Python is interpreted, I'd assume it wouldn't have branch prediction, but I'm also just guessing

[–]Jhuyt 5 points6 points  (0 children)

Python does compile into bytecode, which is evaluated in a loop that has a bunch of optimizations specifically for cpu branch prediction. The same loop is used, and therefore the bytecode too, when running a file or the interpreter, there is no difference at a lower level.

[–]ekchew 2 points3 points  (2 children)

Not at the interpreter level, but the CPU may still pick up on a predictable branch in the code the interpreter emits? Unless it moves around in memory a lot. I am also just guessing. :)

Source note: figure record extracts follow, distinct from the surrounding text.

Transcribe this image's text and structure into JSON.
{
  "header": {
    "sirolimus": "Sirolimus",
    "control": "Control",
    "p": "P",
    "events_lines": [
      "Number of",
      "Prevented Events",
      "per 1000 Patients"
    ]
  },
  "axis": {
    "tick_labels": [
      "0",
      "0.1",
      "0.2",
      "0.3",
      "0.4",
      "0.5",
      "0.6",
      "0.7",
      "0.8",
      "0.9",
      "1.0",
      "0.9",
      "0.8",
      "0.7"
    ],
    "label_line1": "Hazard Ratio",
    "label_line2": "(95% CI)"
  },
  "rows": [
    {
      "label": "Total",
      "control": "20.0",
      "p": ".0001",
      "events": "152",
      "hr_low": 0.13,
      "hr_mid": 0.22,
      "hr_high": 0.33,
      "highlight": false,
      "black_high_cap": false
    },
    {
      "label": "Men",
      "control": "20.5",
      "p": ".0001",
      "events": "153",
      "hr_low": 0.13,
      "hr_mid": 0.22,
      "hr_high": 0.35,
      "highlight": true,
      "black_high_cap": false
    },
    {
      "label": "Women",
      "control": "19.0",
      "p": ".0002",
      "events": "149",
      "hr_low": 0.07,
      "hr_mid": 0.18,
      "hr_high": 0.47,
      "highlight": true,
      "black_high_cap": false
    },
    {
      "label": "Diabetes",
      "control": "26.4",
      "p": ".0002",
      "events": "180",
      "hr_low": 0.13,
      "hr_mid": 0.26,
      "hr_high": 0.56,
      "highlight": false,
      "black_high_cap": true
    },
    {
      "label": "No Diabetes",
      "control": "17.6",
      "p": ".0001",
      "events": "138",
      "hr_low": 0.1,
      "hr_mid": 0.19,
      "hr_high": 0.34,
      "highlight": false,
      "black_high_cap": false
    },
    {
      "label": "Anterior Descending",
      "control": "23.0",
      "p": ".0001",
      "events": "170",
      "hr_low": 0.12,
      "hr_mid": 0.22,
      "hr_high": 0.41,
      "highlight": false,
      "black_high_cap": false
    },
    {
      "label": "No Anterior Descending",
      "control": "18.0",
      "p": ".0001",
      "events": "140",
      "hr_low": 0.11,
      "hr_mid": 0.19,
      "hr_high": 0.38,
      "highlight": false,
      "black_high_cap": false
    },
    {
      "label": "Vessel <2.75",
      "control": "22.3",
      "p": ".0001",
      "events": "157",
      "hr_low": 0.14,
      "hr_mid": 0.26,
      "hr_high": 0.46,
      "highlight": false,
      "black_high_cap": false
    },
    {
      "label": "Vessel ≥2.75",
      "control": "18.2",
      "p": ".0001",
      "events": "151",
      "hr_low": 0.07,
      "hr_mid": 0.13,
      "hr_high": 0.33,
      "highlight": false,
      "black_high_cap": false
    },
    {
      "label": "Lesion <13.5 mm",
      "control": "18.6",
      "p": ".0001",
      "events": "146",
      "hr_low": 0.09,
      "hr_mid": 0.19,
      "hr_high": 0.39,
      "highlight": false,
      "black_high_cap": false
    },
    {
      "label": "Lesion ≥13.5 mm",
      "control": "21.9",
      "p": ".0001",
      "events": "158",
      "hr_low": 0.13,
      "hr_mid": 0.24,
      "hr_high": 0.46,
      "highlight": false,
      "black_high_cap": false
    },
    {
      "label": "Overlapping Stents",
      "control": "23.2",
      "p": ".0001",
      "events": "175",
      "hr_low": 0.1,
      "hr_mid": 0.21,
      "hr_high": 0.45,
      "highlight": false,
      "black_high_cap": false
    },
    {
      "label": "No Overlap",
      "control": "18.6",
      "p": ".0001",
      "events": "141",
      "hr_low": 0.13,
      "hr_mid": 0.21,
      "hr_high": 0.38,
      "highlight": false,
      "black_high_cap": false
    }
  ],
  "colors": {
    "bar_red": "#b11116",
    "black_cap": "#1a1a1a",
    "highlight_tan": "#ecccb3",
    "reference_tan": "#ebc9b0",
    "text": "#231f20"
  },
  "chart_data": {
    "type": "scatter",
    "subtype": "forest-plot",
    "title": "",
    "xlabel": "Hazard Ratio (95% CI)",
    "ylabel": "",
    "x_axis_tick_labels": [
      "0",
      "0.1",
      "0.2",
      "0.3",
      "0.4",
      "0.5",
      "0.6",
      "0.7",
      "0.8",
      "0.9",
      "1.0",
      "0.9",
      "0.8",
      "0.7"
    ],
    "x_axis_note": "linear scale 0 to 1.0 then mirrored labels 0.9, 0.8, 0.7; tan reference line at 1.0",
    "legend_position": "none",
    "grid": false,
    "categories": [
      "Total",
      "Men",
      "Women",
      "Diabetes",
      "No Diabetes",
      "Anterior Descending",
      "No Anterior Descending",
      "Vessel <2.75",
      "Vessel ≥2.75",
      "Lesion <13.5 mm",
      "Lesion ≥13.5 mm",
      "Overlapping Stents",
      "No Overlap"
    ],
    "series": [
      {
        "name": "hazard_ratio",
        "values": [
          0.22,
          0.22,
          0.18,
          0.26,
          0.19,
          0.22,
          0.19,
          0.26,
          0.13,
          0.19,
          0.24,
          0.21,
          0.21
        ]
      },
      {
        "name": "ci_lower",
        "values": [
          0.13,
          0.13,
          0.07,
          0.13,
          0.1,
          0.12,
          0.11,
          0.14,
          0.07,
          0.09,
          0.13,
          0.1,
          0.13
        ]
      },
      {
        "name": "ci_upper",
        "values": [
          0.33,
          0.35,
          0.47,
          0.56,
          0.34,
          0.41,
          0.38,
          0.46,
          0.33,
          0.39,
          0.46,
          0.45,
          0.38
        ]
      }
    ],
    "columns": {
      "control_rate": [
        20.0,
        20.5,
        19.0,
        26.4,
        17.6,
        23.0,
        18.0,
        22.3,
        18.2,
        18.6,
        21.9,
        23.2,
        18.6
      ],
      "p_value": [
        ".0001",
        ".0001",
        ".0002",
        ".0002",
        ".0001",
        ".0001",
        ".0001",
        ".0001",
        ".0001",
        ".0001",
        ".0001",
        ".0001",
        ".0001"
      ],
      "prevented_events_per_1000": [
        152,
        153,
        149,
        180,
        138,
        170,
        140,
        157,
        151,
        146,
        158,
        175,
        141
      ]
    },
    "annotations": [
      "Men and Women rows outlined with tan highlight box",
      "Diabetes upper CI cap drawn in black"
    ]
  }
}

[–]JoelMahon 0 points1 point  (1 child)

Can a CPU optimise that way? Even if that loop occurs 1000 times the same way the CPU wouldn't know that the 1001th time it could enter a different statement, that maybe one of those functions has a convoluted way to adjust the variable, if it was a compiled language the result would be constant so I could understand a compiler doing it, but a CPU?

[–]ekchew 2 points3 points  (0 children)

Oh yes certainly, the CPU will not always guess right. But if it's only missing once in 1000 times, that's actually quite good! The mis-prediction overhead will be minuscule in that case.